A juíza federal Juanna Seybert disse a Santos, ao ler a sentença: “Você foi eleito com suas palavras, a maioria das quais eram mentiras”. Ele permaneceu calado. Fora do tribunal, não respondeu às perguntas gritadas por repórteres.
George Anthony Devolder Santos, 36, filho de pais brasileiros, foi o primeiro deputado abertamente gay no Partido Republicano de Donald Trump, a quem apoiou com fervor, mas que não lhe concedeu a anistia que esperava, como a muitos outros republicanos com problemas na justiça.
Santos se apresentava como descendente de refugiados do holocausto para conquistar os votos da comunidade judaica de Nova York. Ele contava que os avós maternos eram judeus ucranianos que fugiram do nazismo para a Bélgica, e depois para o Brasil. Mas registros genealógicos comprovaram que seus ancestrais, por três gerações, eram brasileiros.
“As crenças de origem judaica da minha mãe... são minhas”, ele declarou a um jornal comunitário, Jewish Insider. Quando contestado, respondeu: “Nunca afirmei ser judeu... sou católico”. Depois, brincou, afirmando que tinha dito, na verdade, que era “Jew-ish”, que pode ser traduzido como “mais ou menos judeu”.

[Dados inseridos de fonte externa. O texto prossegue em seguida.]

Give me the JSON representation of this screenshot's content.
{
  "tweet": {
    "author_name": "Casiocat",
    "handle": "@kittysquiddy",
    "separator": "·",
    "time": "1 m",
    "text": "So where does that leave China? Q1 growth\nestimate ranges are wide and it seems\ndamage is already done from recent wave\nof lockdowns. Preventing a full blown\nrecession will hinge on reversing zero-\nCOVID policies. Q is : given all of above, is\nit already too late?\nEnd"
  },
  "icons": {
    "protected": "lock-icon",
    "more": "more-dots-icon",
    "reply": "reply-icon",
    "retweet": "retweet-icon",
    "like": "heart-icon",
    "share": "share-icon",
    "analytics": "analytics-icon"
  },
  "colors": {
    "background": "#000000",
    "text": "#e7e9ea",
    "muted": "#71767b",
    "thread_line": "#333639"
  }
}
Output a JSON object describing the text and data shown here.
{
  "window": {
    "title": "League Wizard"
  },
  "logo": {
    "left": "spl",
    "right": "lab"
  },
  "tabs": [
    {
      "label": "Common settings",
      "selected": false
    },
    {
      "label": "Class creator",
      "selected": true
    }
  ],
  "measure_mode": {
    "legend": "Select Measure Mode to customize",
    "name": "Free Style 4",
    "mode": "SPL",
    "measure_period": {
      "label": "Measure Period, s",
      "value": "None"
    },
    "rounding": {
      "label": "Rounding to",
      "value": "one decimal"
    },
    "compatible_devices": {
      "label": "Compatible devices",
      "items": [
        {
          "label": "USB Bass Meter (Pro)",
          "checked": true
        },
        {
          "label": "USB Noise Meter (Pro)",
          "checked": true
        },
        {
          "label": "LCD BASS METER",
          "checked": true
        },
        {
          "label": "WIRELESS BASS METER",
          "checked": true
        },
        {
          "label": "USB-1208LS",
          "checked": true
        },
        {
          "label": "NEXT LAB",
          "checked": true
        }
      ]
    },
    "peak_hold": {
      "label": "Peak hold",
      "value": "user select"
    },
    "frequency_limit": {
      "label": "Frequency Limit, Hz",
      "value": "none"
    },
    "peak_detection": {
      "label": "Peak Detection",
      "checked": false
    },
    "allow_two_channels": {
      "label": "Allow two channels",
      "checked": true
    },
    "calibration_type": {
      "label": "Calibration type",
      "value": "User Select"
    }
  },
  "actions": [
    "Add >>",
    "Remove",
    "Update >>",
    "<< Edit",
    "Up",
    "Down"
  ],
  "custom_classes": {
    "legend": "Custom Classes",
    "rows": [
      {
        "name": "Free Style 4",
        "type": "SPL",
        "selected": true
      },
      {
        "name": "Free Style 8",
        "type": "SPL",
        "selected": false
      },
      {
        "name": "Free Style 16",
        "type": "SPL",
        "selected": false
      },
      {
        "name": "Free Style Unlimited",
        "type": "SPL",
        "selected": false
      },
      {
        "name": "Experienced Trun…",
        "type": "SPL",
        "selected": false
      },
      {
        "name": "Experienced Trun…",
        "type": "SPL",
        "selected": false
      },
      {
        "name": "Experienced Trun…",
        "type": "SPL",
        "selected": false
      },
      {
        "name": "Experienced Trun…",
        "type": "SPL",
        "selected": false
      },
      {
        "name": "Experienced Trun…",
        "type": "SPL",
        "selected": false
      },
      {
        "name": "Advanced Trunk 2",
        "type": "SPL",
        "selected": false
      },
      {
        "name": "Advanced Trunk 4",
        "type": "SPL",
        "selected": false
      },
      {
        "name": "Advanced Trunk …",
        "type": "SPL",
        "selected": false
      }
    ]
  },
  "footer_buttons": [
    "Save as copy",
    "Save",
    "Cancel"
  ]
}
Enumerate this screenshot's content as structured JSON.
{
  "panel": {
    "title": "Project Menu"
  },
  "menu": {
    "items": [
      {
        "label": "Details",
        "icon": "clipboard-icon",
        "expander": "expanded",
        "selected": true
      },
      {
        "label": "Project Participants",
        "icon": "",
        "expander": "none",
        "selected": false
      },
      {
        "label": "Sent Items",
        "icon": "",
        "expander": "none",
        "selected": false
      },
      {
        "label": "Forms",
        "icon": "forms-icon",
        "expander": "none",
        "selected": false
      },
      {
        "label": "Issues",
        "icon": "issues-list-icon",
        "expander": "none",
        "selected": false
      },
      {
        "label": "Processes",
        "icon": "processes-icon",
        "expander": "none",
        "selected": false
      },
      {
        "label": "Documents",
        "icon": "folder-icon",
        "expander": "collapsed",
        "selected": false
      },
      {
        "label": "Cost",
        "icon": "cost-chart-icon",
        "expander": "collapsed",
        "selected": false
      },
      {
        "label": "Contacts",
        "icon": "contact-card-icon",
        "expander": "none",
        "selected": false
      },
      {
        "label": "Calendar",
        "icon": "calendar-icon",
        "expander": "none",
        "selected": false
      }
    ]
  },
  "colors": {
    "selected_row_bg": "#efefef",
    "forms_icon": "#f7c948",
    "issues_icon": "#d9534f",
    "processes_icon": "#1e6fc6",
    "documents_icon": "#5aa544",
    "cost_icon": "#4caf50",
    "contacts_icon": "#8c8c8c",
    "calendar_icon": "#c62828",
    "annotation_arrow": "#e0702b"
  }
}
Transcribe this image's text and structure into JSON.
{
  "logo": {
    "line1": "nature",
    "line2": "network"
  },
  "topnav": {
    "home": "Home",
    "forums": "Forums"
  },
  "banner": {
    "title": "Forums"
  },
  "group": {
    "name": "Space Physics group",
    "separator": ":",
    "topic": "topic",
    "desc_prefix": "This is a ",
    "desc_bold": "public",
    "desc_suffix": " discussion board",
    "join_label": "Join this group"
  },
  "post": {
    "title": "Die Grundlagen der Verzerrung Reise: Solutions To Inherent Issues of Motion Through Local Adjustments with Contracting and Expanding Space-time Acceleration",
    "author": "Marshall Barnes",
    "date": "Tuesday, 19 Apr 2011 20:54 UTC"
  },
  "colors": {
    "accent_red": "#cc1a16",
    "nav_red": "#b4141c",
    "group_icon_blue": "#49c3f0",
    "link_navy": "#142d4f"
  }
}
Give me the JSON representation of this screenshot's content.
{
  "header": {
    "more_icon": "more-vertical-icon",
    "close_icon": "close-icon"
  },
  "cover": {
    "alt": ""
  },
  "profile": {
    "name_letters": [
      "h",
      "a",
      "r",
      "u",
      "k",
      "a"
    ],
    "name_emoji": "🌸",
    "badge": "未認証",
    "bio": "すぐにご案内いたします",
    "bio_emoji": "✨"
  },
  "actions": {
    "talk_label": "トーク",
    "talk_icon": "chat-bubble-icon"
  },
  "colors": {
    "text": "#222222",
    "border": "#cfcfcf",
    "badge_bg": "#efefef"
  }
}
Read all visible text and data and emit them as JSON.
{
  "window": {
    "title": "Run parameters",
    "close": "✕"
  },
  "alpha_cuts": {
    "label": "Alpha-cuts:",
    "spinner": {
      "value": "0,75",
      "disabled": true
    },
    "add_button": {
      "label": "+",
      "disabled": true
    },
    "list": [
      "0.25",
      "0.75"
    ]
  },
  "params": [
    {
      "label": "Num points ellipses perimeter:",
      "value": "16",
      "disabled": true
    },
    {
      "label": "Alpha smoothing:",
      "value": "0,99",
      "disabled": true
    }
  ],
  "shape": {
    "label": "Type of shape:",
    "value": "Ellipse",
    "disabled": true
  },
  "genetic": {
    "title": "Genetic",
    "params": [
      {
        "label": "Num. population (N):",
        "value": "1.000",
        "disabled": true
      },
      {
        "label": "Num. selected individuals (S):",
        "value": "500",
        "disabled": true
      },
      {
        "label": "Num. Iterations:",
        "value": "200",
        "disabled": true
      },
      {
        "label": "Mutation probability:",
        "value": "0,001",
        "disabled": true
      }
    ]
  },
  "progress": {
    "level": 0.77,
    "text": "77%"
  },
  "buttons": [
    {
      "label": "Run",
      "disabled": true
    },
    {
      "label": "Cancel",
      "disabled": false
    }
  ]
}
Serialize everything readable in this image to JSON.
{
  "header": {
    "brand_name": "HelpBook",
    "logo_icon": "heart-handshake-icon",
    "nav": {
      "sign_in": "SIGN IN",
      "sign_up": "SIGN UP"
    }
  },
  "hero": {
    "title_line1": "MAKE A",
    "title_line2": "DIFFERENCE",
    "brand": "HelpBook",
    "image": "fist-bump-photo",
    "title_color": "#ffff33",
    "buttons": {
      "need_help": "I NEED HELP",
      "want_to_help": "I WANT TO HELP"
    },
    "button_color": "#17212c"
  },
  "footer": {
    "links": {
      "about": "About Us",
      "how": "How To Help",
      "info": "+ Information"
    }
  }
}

A mãe de Santos, Fatima Aziza Caruso Horta Devolder, trabalhou como doméstica ou enfermeira. Ele a promoveu a executiva que cuidava de negócios, muito bem-sucedida. Depois a colocou no World Trade Center durante o ataque terrorista do dia 11 de setembro, e ela não esteve lá. Ele mesmo se orgulhava de ter uma grande experiência em empresas famosas de Wall Street, e que era “um financiador”. Um padre católico o desmentiu, lembrando que ao morrer a mãe, ele não tinha dinheiro para pagar o funeral, e uma arrecadação teve que ser feita durante a missa fúnebre.
Em 2008, com 19 anos, visitando o Brasil, Santos roubou um talão de cheques, e preencheu vários deles para fazer compras. O New York Times publicou que o caso continua sem solução, mas ele negou: “Não sou um criminoso aqui (no Brasil), nem nos EUA”.
Outra acusação contra Santos, apurada pelo Comitê de Ética da Câmara: ele usou fundos de campanha em botox, moda de grife e cosméticos. Também arrecadou dinheiro para a cirurgia de um cachorro, mas não entregou o obteve.
O ex-deputado Santos foi expulso do Capitólio, em Washington, em 2023, por mais de cem deputados republicanos que se juntaram à oposição democrata. Foi um impeachment sem precedentes, porque ele ainda não estava condenado pelos crimes que lhe atribuíam.
Além dos 87 meses de prisão, Santos foi condenado a pagar uma restituição de 373 mil dólares, ou cerca de 2 milhões de reais. Em 2024, ele se declarou culpado de roubo de identidade e fraude eletrônica. Ao New York Times, declarou que não pediria para ser perdoado porque precisava assumir “responsabilidade”. E na plataforma X, postou:
“Aprendi que, não importa se somos de esquerda, direita ou centro, somos todos humanos e, na maioria das vezes, americanos (rsrs), e temos um superpoder que valorizo muito: a compaixão. Para os haters… bem, vocês são uma parte impactante de como as pessoas moldam a si mesmas, e vocês me deixaram muito mais forte e com a pele mais grossa”.